The clinics provide an opportunity for patients to receive specialized care and allow for specialists to further understand the long-term adverse effects of COVID-19. The clinics connect patients with a network of specialists, allied health professionals and subspecialists through a mix of on-site and telehealth-enabled appointments.

Dr. Zachary Schwartz, internist and physician lead of the VGH clinic, says, “We quickly identified the need to learn more about the potential long-term effects of those suffering from COVID-19 in order to provide the support needed to British Columbians. The clinics will offer standardized assessments, education, and opportunities to participate in research studies. The network of clinics will allow us to learn from each other, understand patients’ journeys in more detail, and provide the expert level of care expected.”

Funding for the clinics came from various sources including a generous $75,000 donation from TB Vets Charitable Foundation to support the ongoing post COVID-19 recovery research studies at VGH and St. Paul’s Hospital.

“COVID-19 continues to impact lives globally, and we at TB Vets are honoured to be one of the firsts to support great initiatives such as this. We look forward to seeing the positive impact this research will have on Canadians,” says Kandys Merola, CEO of TB Vets Charitable Foundation

Research is a key component of this network, particularly since the clinics have thus far seen the small percentage of patients who were hospitalized with severe COVID-19. One early joint VGH – SPH – UBC study showing more than half of participants had abnormal breathing tests three months after they first started feeling sick with COVID-19. Further examination with CT scans showed one in five had lung scarring, which is permanent damage that will lead to compromised lung function.

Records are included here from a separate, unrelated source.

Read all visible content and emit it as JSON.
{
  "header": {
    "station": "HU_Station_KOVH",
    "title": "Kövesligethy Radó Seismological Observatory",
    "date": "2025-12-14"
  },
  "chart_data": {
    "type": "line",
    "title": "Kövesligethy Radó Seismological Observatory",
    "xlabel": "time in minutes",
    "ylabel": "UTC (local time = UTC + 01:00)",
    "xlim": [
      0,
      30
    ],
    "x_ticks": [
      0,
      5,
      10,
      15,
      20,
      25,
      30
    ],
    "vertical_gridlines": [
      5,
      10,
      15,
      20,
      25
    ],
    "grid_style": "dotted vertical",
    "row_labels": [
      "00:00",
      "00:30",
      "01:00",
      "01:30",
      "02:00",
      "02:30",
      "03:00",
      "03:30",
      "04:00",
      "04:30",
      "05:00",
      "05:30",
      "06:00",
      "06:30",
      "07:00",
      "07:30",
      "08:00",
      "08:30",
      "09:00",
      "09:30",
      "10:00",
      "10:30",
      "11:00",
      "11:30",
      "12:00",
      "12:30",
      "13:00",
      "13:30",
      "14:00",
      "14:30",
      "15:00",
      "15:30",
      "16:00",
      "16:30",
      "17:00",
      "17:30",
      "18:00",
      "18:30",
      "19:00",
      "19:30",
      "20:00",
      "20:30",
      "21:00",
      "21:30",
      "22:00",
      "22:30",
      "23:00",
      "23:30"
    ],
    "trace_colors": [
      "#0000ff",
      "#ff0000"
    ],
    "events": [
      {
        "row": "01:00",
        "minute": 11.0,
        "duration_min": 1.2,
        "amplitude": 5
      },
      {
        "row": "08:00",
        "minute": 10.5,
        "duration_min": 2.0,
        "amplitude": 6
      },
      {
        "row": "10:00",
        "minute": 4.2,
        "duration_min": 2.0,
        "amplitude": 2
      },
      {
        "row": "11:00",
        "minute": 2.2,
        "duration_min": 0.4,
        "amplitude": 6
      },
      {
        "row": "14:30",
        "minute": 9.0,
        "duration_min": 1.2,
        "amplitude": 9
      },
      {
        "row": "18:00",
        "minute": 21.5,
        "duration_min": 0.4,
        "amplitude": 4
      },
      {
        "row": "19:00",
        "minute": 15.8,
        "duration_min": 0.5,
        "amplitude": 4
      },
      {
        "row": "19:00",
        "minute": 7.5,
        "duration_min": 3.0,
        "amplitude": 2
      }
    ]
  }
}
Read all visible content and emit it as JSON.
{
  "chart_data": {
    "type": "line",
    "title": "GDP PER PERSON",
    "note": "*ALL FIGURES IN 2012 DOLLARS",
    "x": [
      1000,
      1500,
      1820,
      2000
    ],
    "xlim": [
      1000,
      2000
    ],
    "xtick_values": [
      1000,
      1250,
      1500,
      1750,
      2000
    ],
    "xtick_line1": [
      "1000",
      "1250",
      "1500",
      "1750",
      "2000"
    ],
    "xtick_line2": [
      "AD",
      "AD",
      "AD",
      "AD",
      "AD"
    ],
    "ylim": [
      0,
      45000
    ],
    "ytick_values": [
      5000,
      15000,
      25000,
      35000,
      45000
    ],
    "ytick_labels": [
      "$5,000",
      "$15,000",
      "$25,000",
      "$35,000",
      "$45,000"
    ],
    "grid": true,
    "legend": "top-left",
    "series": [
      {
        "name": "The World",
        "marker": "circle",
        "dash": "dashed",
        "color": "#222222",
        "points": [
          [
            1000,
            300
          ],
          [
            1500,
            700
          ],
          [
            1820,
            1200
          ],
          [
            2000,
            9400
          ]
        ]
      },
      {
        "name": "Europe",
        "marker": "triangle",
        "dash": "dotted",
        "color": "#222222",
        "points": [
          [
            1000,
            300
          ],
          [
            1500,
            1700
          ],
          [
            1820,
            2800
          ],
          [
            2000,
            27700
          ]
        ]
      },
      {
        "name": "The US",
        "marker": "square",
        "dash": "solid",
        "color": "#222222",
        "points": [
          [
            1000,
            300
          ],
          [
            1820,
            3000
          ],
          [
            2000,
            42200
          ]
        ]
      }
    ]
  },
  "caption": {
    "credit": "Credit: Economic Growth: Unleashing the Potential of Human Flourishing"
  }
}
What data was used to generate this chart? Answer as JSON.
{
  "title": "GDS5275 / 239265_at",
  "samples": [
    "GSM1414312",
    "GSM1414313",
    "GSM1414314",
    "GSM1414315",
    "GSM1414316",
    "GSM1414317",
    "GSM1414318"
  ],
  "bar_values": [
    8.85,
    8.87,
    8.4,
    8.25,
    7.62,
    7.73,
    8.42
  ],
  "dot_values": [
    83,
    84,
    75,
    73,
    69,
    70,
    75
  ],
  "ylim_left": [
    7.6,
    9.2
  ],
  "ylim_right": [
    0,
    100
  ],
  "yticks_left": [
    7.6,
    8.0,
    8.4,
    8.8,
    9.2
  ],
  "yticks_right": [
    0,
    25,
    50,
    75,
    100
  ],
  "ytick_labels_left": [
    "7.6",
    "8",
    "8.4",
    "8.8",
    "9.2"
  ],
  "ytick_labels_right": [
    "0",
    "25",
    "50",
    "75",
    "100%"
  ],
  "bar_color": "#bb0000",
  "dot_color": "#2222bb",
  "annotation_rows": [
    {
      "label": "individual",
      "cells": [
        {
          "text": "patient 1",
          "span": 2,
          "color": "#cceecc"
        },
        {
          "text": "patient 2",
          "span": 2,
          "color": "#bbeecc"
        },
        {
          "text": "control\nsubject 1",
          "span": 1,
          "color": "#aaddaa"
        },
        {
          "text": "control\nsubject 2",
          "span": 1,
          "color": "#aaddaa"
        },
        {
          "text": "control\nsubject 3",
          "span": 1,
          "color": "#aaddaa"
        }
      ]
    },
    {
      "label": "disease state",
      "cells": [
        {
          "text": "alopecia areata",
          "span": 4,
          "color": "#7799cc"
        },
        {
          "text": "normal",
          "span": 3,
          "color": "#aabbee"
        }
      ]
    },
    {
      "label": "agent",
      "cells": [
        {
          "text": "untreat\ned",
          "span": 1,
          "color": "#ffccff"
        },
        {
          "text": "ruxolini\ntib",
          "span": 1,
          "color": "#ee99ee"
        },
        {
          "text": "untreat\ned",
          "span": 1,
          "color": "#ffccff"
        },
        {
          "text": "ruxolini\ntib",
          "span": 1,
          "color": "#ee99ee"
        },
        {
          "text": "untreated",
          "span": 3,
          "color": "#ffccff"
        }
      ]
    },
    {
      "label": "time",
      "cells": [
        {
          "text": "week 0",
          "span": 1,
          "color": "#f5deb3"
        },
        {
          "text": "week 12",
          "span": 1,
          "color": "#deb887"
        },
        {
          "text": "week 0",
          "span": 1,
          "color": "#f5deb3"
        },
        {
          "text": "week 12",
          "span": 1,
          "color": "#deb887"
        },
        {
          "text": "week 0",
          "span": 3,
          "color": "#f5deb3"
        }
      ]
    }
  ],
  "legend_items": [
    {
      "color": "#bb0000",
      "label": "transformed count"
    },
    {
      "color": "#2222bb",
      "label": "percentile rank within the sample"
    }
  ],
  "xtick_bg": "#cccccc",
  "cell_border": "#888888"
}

“COVID-19 presents a special opportunity for research — we are leveraging the unprecedented focus on a single threat to bring together investigators and patients, who would otherwise be isolated, to create and mobilize new insights to benefit our community and beyond,” adds Dr. Chris Carlsten, Vancouver Coastal Health (VCH) Scientific Director of Legacy for Airway Health and professor of medicine and head of the division of respiratory medicine at UBC.

Post-COVID-19 care expertise is also available to medical practitioners around the province, usually within the same day, through the Rapid Access to Consultative Experts phone line. In addition, educational materials are being developed to support patients and physicians.

The clinics are currently seeing COVID-19 patients who are discharged from hospital, as well as those referred by other physicians.